第88章 January - November, A.D. 70(15)
They invoked now Mucianus, now the absent Emperor, and, as a last resource, heaven and the Gods, till Mucianus came forward, and calling them "soldiers bound by the same oath and servants of the same Emperor," stopped the groundless panic. And indeed the victorious army seconded the tears of the vanquished with their approving shouts. This terminated the proceedings for that day. But when Domitian harangued them a few days afterwards, they received him with increased confidence. The land that was offered them they contemptuously rejected, and begged for regular service and pay. Theirs were prayers indeed, but such as it was impossible to reject. They were therefore received into the Praetorian camp.

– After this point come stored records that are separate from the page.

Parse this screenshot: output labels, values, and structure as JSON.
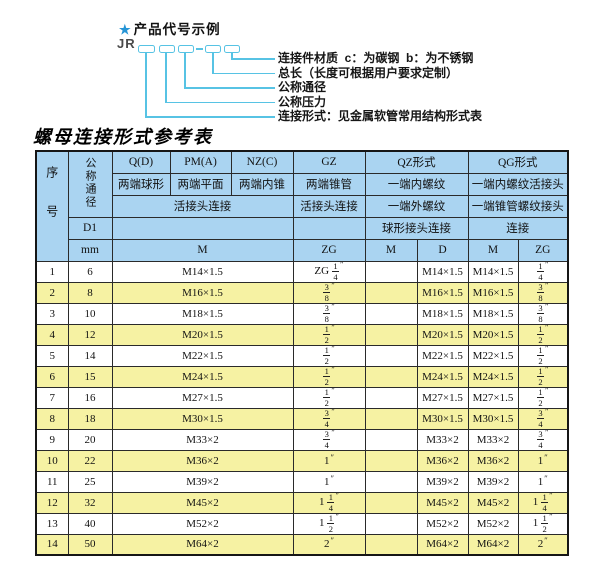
{
  "diagram": {
    "star": "★",
    "heading": "产品代号示例",
    "code_prefix": "JR",
    "labels": [
      "连接件材质  c：为碳钢  b：为不锈钢",
      "总长（长度可根据用户要求定制）",
      "公称通径",
      "公称压力",
      "连接形式：见金属软管常用结构形式表"
    ],
    "line_color": "#57c3e4",
    "star_color": "#2695d6"
  },
  "table": {
    "title": "螺母连接形式参考表",
    "colors": {
      "header_bg": "#aad4f1",
      "row_alt_bg": "#f6f2a3",
      "row_bg": "#ffffff",
      "border": "#2a2a2a"
    },
    "header": {
      "seq": "序号",
      "dn": "公称通径",
      "d1": "D1",
      "mm": "mm",
      "q_code": "Q(D)",
      "q_type": "两端球形",
      "pm_code": "PM(A)",
      "pm_type": "两端平面",
      "nz_code": "NZ(C)",
      "nz_type": "两端内锥",
      "gz_code": "GZ",
      "gz_type": "两端锥管",
      "qpmnz_conn": "活接头连接",
      "gz_conn": "活接头连接",
      "qz_code": "QZ形式",
      "qz_type": "一端内螺纹",
      "qz_row3": "一端外螺纹",
      "qz_row4": "球形接头连接",
      "qg_code": "QG形式",
      "qg_type": "一端内螺纹活接头",
      "qg_row3": "一端锥管螺纹接头",
      "qg_row4": "连接",
      "m_wide": "M",
      "zg_gz": "ZG",
      "qz_m": "M",
      "qz_d": "D",
      "qg_m": "M",
      "qg_zg": "ZG"
    },
    "rows": [
      [
        "1",
        "6",
        "M14×1.5",
        "ZG 1/4\"",
        "",
        "M14×1.5",
        "M14×1.5",
        "1/4\""
      ],
      [
        "2",
        "8",
        "M16×1.5",
        "3/8\"",
        "",
        "M16×1.5",
        "M16×1.5",
        "3/8\""
      ],
      [
        "3",
        "10",
        "M18×1.5",
        "3/8\"",
        "",
        "M18×1.5",
        "M18×1.5",
        "3/8\""
      ],
      [
        "4",
        "12",
        "M20×1.5",
        "1/2\"",
        "",
        "M20×1.5",
        "M20×1.5",
        "1/2\""
      ],
      [
        "5",
        "14",
        "M22×1.5",
        "1/2\"",
        "",
        "M22×1.5",
        "M22×1.5",
        "1/2\""
      ],
      [
        "6",
        "15",
        "M24×1.5",
        "1/2\"",
        "",
        "M24×1.5",
        "M24×1.5",
        "1/2\""
      ],
      [
        "7",
        "16",
        "M27×1.5",
        "1/2\"",
        "",
        "M27×1.5",
        "M27×1.5",
        "1/2\""
      ],
      [
        "8",
        "18",
        "M30×1.5",
        "3/4\"",
        "",
        "M30×1.5",
        "M30×1.5",
        "3/4\""
      ],
      [
        "9",
        "20",
        "M33×2",
        "3/4\"",
        "",
        "M33×2",
        "M33×2",
        "3/4\""
      ],
      [
        "10",
        "22",
        "M36×2",
        "1\"",
        "",
        "M36×2",
        "M36×2",
        "1\""
      ],
      [
        "11",
        "25",
        "M39×2",
        "1\"",
        "",
        "M39×2",
        "M39×2",
        "1\""
      ],
      [
        "12",
        "32",
        "M45×2",
        "1 1/4\"",
        "",
        "M45×2",
        "M45×2",
        "1 1/4\""
      ],
      [
        "13",
        "40",
        "M52×2",
        "1 1/2\"",
        "",
        "M52×2",
        "M52×2",
        "1 1/2\""
      ],
      [
        "14",
        "50",
        "M64×2",
        "2\"",
        "",
        "M64×2",
        "M64×2",
        "2\""
      ]
    ]
  }
}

Then such as had reached the prescribed age, or had served the proper number of campaigns, received an honourable discharge; others were dismissed for misconduct; but this was done by degrees and in detail, always the safest mode of reducing the united strength of a multitude.
It is a fact that, whether suggested by real poverty or by a wish to give the appearance of it, a proposition passed the Senate to the effect that a loan of sixty million sesterces from private persons should be accepted. Pompeius Silvanus was appointed to manage the affair. Before long, either the necessity ceased or the pretence was dropped. After this, on the motion of Domitian, the consulships conferred by Vitellius were cancelled, and the honours of a censor's funeral were paid to Sabinus; great lessons both of the mutability of fortune, ever bringing together the highest honours and the lowest humiliations.
About the same time the proconsul Lucius Piso was murdered. Ishall make the account of this murder as exact as possible by first reviewing a few earlier circumstances, which have a bearing on the origin and motives of such deeds. The legion and the auxiliaries stationed in Africa to guard the frontiers of the Empire were under the proconsul's authority during the reigns of the divine Augustus and Tiberius. But in course of time Caligula, prompted by his restless temper and by his fear of Marcus Silanus, who then held Africa, took away the legion from the proconsul, and handed it over to a legate whom he sent for that purpose. The patronage was equally divided between the two officers. A source of disagreement was thus studiously sought in the continual clashing of their authority, and it was further developed by an unprincipled rivalry. The power of the legates grew through their lengthened tenure of office, and, perhaps, because an inferior feels greater interest in such a competition.
All the more distinguished of the proconsuls cared more for security than for power.
At this time the legion in Africa was commanded by Valerius Festus, a young man of extravagant habits and immoderate ambition, who was now made uneasy by his relationship to Vitellius. Whether this man in their frequent interviews tempted Piso to revolt, or whether he resisted such overtures, is not known for certain, for no one was present at their confidential meetings, and, after Piso's death, many were disposed to ingratiate themselves with the murderer. There is no doubt that the province and the troops entertained feelings of hostility to Vespasian, and some of the Vitellianists, who had escaped from the capital, incessantly represented to Piso that Gaul was hesitating and Germany ready to revolt, that his own position was perilous, and that for one who in peace must be suspected, war was the safer course. While this was going on, Claudius Sagitta, prefect of Petra's Horse, making a very quick passage, reached Africa before Papirius, the centurion despatched by Mucianus. He declared that an order to put Piso to death had been given to the centurion, and that Galerianus, his cousin and son-in-law, had perished; that his only hope of safety was in bold action; that in such action two paths were open; he might defend himself on the spot, or he might sail for Gaul and offer his services as general to the Vitellianist armies.
Piso was wholly unmoved by this statement. The centurion despatched by Mucianus, on landing in the port of Carthage, raised his voice, and invoked in succession all blessings on the head of Piso, as if he were Emperor, and bade the bystanders, who were astonished by this sudden and strange proceeding, take up the same cry. The credulous mob rushed into the market-place, and demanded that Piso should shew himself.
They threw everything into an uproar with their clamorous shouts of joy, careless of the truth, and only eager to flatter. Piso, acting on the information of Sagitta, or, perhaps, from natural modesty, would not make his appearance in public, or trust himself to the zeal of the populace. On questioning the centurion, and finding that he had sought a pretext for accusing and murdering him, he ordered the man to be executed, moved, not so much by any hope of saving his life, as by indignation against the assassin; for this fellow had been one of the murderers of Macer, and was now come to slay the proconsul with hands already stained with the blood of the legate. He then severely blamed the people of Carthage in an edict which betrayed his anxiety, and ceased to discharge even the usual duties of his office, shutting himself up in his palace, to guard against any casual occurrence that might lead to a new outbreak.